Urban trees are now widely recognised as essential urban infrastructure.  The benefits that trees provide to people who live and work in towns and cities have been extensively reported.  Many of these benefits can be valued and quantified, and many have yet to be fully identified and articulated.  Politicians at both national and local levels have responded with promises of large tree-planting programmes, based on numbers or canopy cover goals.

While such planting initiatives are to be welcomed, they are invariably spontaneous responses to a perceived need, with headlines in mind, rather than coherent, planned, and sustainable strategies focused on long-term urban forest development.  The question must be asked, ‘What other features of the urban realm, identified as essential infrastructure, would be replenished in such a haphazard and knee-jerk fashion?’

The urban forest master plan outlines a vision for the development of the urban forest.  It is place-specific, and outlines the aspirations of all stakeholders who enjoy its benefits.  It provides a long-term (20 years+) framework in which strategic plans, such as tree-planting programmes, can be developed.  Tree-planting programmes are just one element of urban forest management but, as part of a long-term urban forest management plan, these can be focused, strategised and, most importantly of all, help with the achievement of a long-term vision: ‘Where do we want to be in 5, 10, 20 years?’

The urban forest master plan must be devised in consultation with all stakeholder groups, ranging from the business community through to private householders; it will encompass all kinds of land, public or private.  It must be recognised that a significant percentage of the urban forest is invariably on private land, which is why wider consultation is fundamental to the creation of a vision for the urban forest.

Once a vision is agreed, the master plan can be divided into management periods, with goals and targets for those periods clearly outlined.  A series of indicators can then be put into place to monitor performance, and help progress towards the achievement of goals set for the management period and, ultimately, the bigger vision.  It is important that progress is monitored and reviewed on a regular basis, and actions modified as necessary.

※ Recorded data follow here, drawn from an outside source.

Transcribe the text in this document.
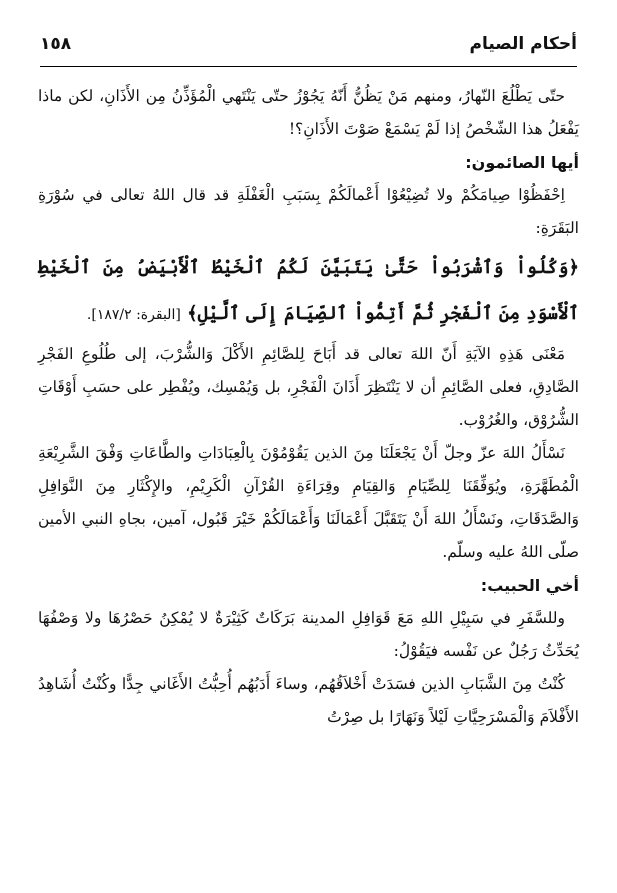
أحكام الصيام
١٥٨

حتّى يَطْلُعَ النّهارُ، ومنهم مَنْ يَظُنُّ أَنّهُ يَجُوْزُ حتّى يَنْتَهي الْمُؤَذِّنُ مِن الأَذَانِ، لكن ماذا يَفْعَلُ هذا الشّخْصُ إذا لَمْ يَسْمَعْ صَوْتَ الأَذَانِ؟!

أيها الصائمون:

اِحْفَظُوْا صِيامَكُمْ ولا تُضِيْعُوْا أَعْمالَكُمْ بِسَبَبِ الْغَفْلَةِ قد قال اللهُ تعالى في سُوْرَةِ البَقَرَةِ:

﴿وَكُلُواْ وَٱشْرَبُواْ حَتَّىٰ يَتَبَيَّنَ لَكُمُ ٱلْخَيْطُ ٱلْأَبْيَضُ مِنَ ٱلْخَيْطِ ٱلْأَسْوَدِ مِنَ ٱلْفَجْرِ ثُمَّ أَتِمُّواْ ٱلصِّيَامَ إِلَى ٱلَّيْلِ﴾ [البقرة: ١٨٧/٢].

مَعْنَى هَذِهِ الآيَةِ أَنّ اللهَ تعالى قد أَبَاحَ لِلصَّائِمِ الأَكْلَ وَالشُّرْبَ، إلى طُلُوعِ الفَجْرِ الصَّادِقِ، فعلى الصَّائِمِ أن لا يَنْتَظِرَ أَذَانَ الْفَجْرِ، بل وَيُمْسِك، ويُفْطِر على حسَبِ أَوْقَاتِ الشُّرُوْق، والغُرُوْب.

نَسْأَلُ اللهَ عزّ وجلّ أَنْ يَجْعَلَنَا مِنَ الذين يَقُوْمُوْنَ بِالْعِبَادَاتِ والطَّاعَاتِ وَفْقَ الشَّرِيْعَةِ الْمُطَهَّرَةِ، ويُوَفِّقَنَا لِلصِّيَامِ وَالقِيَامِ وقِرَاءَةِ القُرْآنِ الْكَرِيْمِ، والإِكْثَارِ مِنَ النَّوَافِلِ وَالصَّدَقَاتِ، ونَسْأَلُ اللهَ أَنْ يَتَقَبَّلَ أَعْمَالَنَا وَأَعْمَالَكُمْ خَيْرَ قَبُول، آمين، بجاهِ النبي الأمين صلّى اللهُ عليه وسلّم.

أخي الحبيب:

وللسَّفَرِ في سَبِيْلِ اللهِ مَعَ قَوَافِلِ المدينة بَرَكَاتٌ كَثِيْرَةٌ لا يُمْكِنُ حَصْرُهَا ولا وَصْفُهَا يُحَدِّثُ رَجُلٌ عن نَفْسه فيَقُوْلُ:

كُنْتُ مِنَ الشَّبَابِ الذين فسَدَتْ أَخْلاَقُهُم، وساءَ أَدَبُهُم أُحِبُّتُ الأَغَاني جِدًّا وكُنْتُ أُشَاهِدُ الأَفْلاَمَ وَالْمَسْرَحِيَّاتِ لَيْلاً وَنَهَارًا بل صِرْتُ
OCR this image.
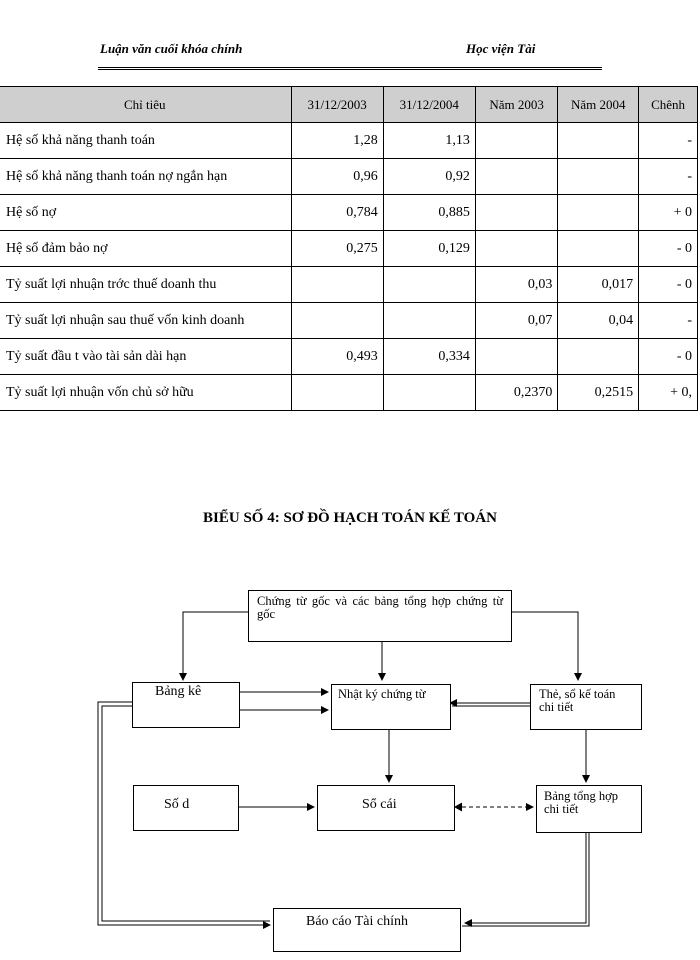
Luận văn cuối khóa chính	Học viện Tài
Chỉ tiêu	31/12/2003	31/12/2004	Năm 2003	Năm 2004	Chênh
Hệ số khả năng thanh toán	1,28	1,13			-
Hệ số khả năng thanh toán nợ ngắn hạn	0,96	0,92			-
Hệ số nợ	0,784	0,885			+ 0
Hệ số đảm bảo nợ	0,275	0,129			- 0
Tỷ suất lợi nhuận trớc thuế doanh thu			0,03	0,017	- 0
Tỷ suất lợi nhuận sau thuế vốn kinh doanh			0,07	0,04	-
Tỷ suất đầu t vào tài sản dài hạn	0,493	0,334			- 0
Tỷ suất lợi nhuận vốn chủ sở hữu			0,2370	0,2515	+ 0,
BIỂU SỐ 4: SƠ ĐỒ HẠCH TOÁN KẾ TOÁN
Chứng từ gốc và các bảng tổng hợp chứng từ gốc
Bảng kê	Nhật ký chứng từ	Thẻ, sổ kế toán chi tiết
Số d	Sổ cái
Bảng tổng hợp chi tiết
Báo cáo Tài chính
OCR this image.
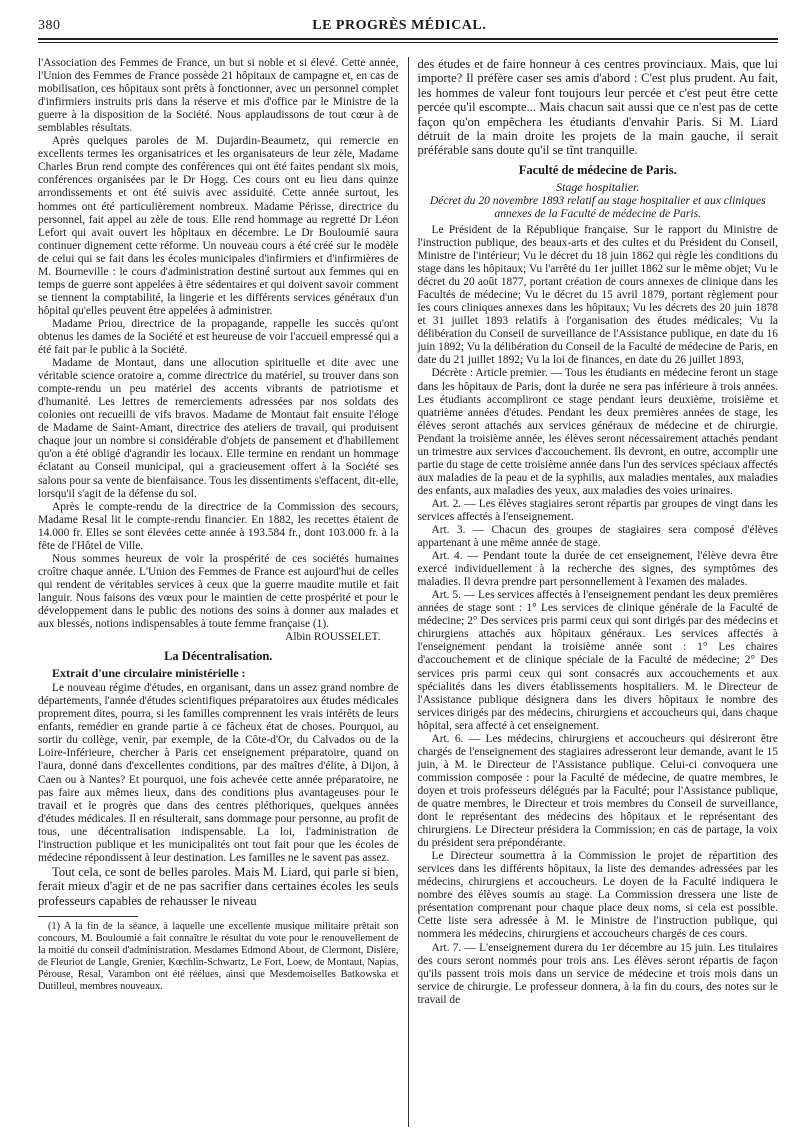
380	LE PROGRÈS MÉDICAL.

l'Association des Femmes de France, un but si noble et si élevé. Cette année, l'Union des Femmes de France possède 21 hôpitaux de campagne et, en cas de mobilisation, ces hôpitaux sont prêts à fonctionner, avec un personnel complet d'infirmiers instruits pris dans la réserve et mis d'office par le Ministre de la guerre à la disposition de la Société. Nous applaudissons de tout cœur à de semblables résultats.

Après quelques paroles de M. Dujardin-Beaumetz, qui remercie en excellents termes les organisatrices et les organisateurs de leur zèle, Madame Charles Brun rend compte des conférences qui ont été faites pendant six mois, conférences organisées par le Dr Hogg. Ces cours ont eu lieu dans quinze arrondissements et ont été suivis avec assiduité. Cette année surtout, les hommes ont été particulièrement nombreux. Madame Périsse, directrice du personnel, fait appel au zèle de tous. Elle rend hommage au regretté Dr Léon Lefort qui avait ouvert les hôpitaux en décembre. Le Dr Bouloumié saura continuer dignement cette réforme. Un nouveau cours a été créé sur le modèle de celui qui se fait dans les écoles municipales d'infirmiers et d'infirmières de M. Bourneville : le cours d'administration destiné surtout aux femmes qui en temps de guerre sont appelées à être sédentaires et qui doivent savoir comment se tiennent la comptabilité, la lingerie et les différents services généraux d'un hôpital qu'elles peuvent être appelées à administrer.

Madame Priou, directrice de la propagande, rappelle les succès qu'ont obtenus les dames de la Société et est heureuse de voir l'accueil empressé qui a été fait par le public à la Société.

Madame de Montaut, dans une allocution spirituelle et dite avec une véritable science oratoire a, comme directrice du matériel, su trouver dans son compte-rendu un peu matériel des accents vibrants de patriotisme et d'humanité. Les lettres de remerciements adressées par nos soldats des colonies ont recueilli de vifs bravos. Madame de Montaut fait ensuite l'éloge de Madame de Saint-Amant, directrice des ateliers de travail, qui produisent chaque jour un nombre si considérable d'objets de pansement et d'habillement qu'on a été obligé d'agrandir les locaux. Elle termine en rendant un hommage éclatant au Conseil municipal, qui a gracieusement offert à la Société ses salons pour sa vente de bienfaisance. Tous les dissentiments s'effacent, dit-elle, lorsqu'il s'agit de la défense du sol.

Après le compte-rendu de la directrice de la Commission des secours, Madame Resal lit le compte-rendu financier. En 1882, les recettes étaient de 14.000 fr. Elles se sont élevées cette année à 193.584 fr., dont 103.000 fr. à la fête de l'Hôtel de Ville.

Nous sommes heureux de voir la prospérité de ces sociétés humaines croître chaque année. L'Union des Femmes de France est aujourd'hui de celles qui rendent de véritables services à ceux que la guerre maudite mutile et fait languir. Nous faisons des vœux pour le maintien de cette prospérité et pour le développement dans le public des notions des soins à donner aux malades et aux blessés, notions indispensables à toute femme française (1).

Albin ROUSSELET.
La Décentralisation.
Extrait d'une circulaire ministérielle :

Le nouveau régime d'études, en organisant, dans un assez grand nombre de départements, l'année d'études scientifiques préparatoires aux études médicales proprement dites, pourra, si les familles comprennent les vrais intérêts de leurs enfants, remédier en grande partie à ce fâcheux état de choses. Pourquoi, au sortir du collège, venir, par exemple, de la Côte-d'Or, du Calvados ou de la Loire-Inférieure, chercher à Paris cet enseignement préparatoire, quand on l'aura, donné dans d'excellentes conditions, par des maîtres d'élite, à Dijon, à Caen ou à Nantes? Et pourquoi, une fois achevée cette année préparatoire, ne pas faire aux mêmes lieux, dans des conditions plus avantageuses pour le travail et le progrès que dans des centres pléthoriques, quelques années d'études médicales. Il en résulterait, sans dommage pour personne, au profit de tous, une décentralisation indispensable. La loi, l'administration de l'instruction publique et les municipalités ont tout fait pour que les écoles de médecine répondissent à leur destination. Les familles ne le savent pas assez.

Tout cela, ce sont de belles paroles. Mais M. Liard, qui parle si bien, ferait mieux d'agir et de ne pas sacrifier dans certaines écoles les seuls professeurs capables de rehausser le niveau

(1) A la fin de la séance, à laquelle une excellente musique militaire prêtait son concours, M. Bouloumié a fait connaître le résultat du vote pour le renouvellement de la moitié du conseil d'administration. Mesdames Edmond About, de Clermont, Dislère, de Fleuriot de Langle, Grenier, Kœchlin-Schwartz, Le Fort, Loew, de Montaut, Napias, Pérouse, Resal, Varambon ont été réélues, ainsi que Mesdemoiselles Batkowska et Dutilleul, membres nouveaux.

des études et de faire honneur à ces centres provinciaux. Mais, que lui importe? Il préfère caser ses amis d'abord : C'est plus prudent. Au fait, les hommes de valeur font toujours leur percée et c'est peut être cette percée qu'il escompte... Mais chacun sait aussi que ce n'est pas de cette façon qu'on empêchera les étudiants d'envahir Paris. Si M. Liard détruit de la main droite les projets de la main gauche, il serait préférable sans doute qu'il se tînt tranquille.

Faculté de médecine de Paris.
Stage hospitalier.
Décret du 20 novembre 1893 relatif au stage hospitalier et aux cliniques annexes de la Faculté de médecine de Paris.

Le Président de la République française. Sur le rapport du Ministre de l'instruction publique, des beaux-arts et des cultes et du Président du Conseil, Ministre de l'intérieur; Vu le décret du 18 juin 1862 qui règle les conditions du stage dans les hôpitaux; Vu l'arrêté du 1er juillet 1862 sur le même objet; Vu le décret du 20 août 1877, portant création de cours annexes de clinique dans les Facultés de médecine; Vu le décret du 15 avril 1879, portant règlement pour les cours cliniques annexes dans les hôpitaux; Vu les décrets des 20 juin 1878 et 31 juillet 1893 relatifs à l'organisation des études médicales; Vu la délibération du Conseil de surveillance de l'Assistance publique, en date du 16 juin 1892; Vu la délibération du Conseil de la Faculté de médecine de Paris, en date du 21 juillet 1892; Vu la loi de finances, en date du 26 juillet 1893,

Décrète : Article premier. — Tous les étudiants en médecine feront un stage dans les hôpitaux de Paris, dont la durée ne sera pas inférieure à trois années. Les étudiants accompliront ce stage pendant leurs deuxième, troisième et quatrième années d'études. Pendant les deux premières années de stage, les élèves seront attachés aux services généraux de médecine et de chirurgie. Pendant la troisième année, les élèves seront nécessairement attachés pendant un trimestre aux services d'accouchement. Ils devront, en outre, accomplir une partie du stage de cette troisième année dans l'un des services spéciaux affectés aux maladies de la peau et de la syphilis, aux maladies mentales, aux maladies des enfants, aux maladies des yeux, aux maladies des voies urinaires.

Art. 2. — Les élèves stagiaires seront répartis par groupes de vingt dans les services affectés à l'enseignement.

Art. 3. — Chacun des groupes de stagiaires sera composé d'élèves appartenant à une même année de stage.

Art. 4. — Pendant toute la durée de cet enseignement, l'élève devra être exercé individuellement à la recherche des signes, des symptômes des maladies. Il devra prendre part personnellement à l'examen des malades.

Art. 5. — Les services affectés à l'enseignement pendant les deux premières années de stage sont : 1° Les services de clinique générale de la Faculté de médecine; 2° Des services pris parmi ceux qui sont dirigés par des médecins et chirurgiens attachés aux hôpitaux généraux. Les services affectés à l'enseignement pendant la troisième année sont : 1° Les chaires d'accouchement et de clinique spéciale de la Faculté de médecine; 2° Des services pris parmi ceux qui sont consacrés aux accouchements et aux spécialités dans les divers établissements hospitaliers. M. le Directeur de l'Assistance publique désignera dans les divers hôpitaux le nombre des services dirigés par des médecins, chirurgiens et accoucheurs qui, dans chaque hôpital, sera affecté à cet enseignement.

Art. 6. — Les médecins, chirurgiens et accoucheurs qui désireront être chargés de l'enseignement des stagiaires adresseront leur demande, avant le 15 juin, à M. le Directeur de l'Assistance publique. Celui-ci convoquera une commission composée : pour la Faculté de médecine, de quatre membres, le doyen et trois professeurs délégués par la Faculté; pour l'Assistance publique, de quatre membres, le Directeur et trois membres du Conseil de surveillance, dont le représentant des médecins des hôpitaux et le représentant des chirurgiens. Le Directeur présidera la Commission; en cas de partage, la voix du président sera prépondérante.

Le Directeur soumettra à la Commission le projet de répartition des services dans les différents hôpitaux, la liste des demandes adressées par les médecins, chirurgiens et accoucheurs. Le doyen de la Faculté indiquera le nombre des élèves soumis au stage. La Commission dressera une liste de présentation comprenant pour chaque place deux noms, si cela est possible. Cette liste sera adressée à M. le Ministre de l'instruction publique, qui nommera les médecins, chirurgiens et accoucheurs chargés de ces cours.

Art. 7. — L'enseignement durera du 1er décembre au 15 juin. Les titulaires des cours seront nommés pour trois ans. Les élèves seront répartis de façon qu'ils passent trois mois dans un service de médecine et trois mois dans un service de chirurgie. Le professeur donnera, à la fin du cours, des notes sur le travail de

Detailed analysis of urban forest master planning is beyond the scope of this blog.  It seems that the place of trees as an essential element of urban infrastructure is established and accepted by many in our society, including significant numbers of politicians and other decision makers.  What is not so widely accepted, however, is the need for a vision for the urban forest, and the long-term strategic planning required to achieve this.  The creation of an Urban Forest Master Plan fills this void and allows the full benefit of well-meaning initiatives such as mass tree-planting programmes to be realised, and directed towards the achievement of a sustainable and healthy urban forest, not only now but into the future.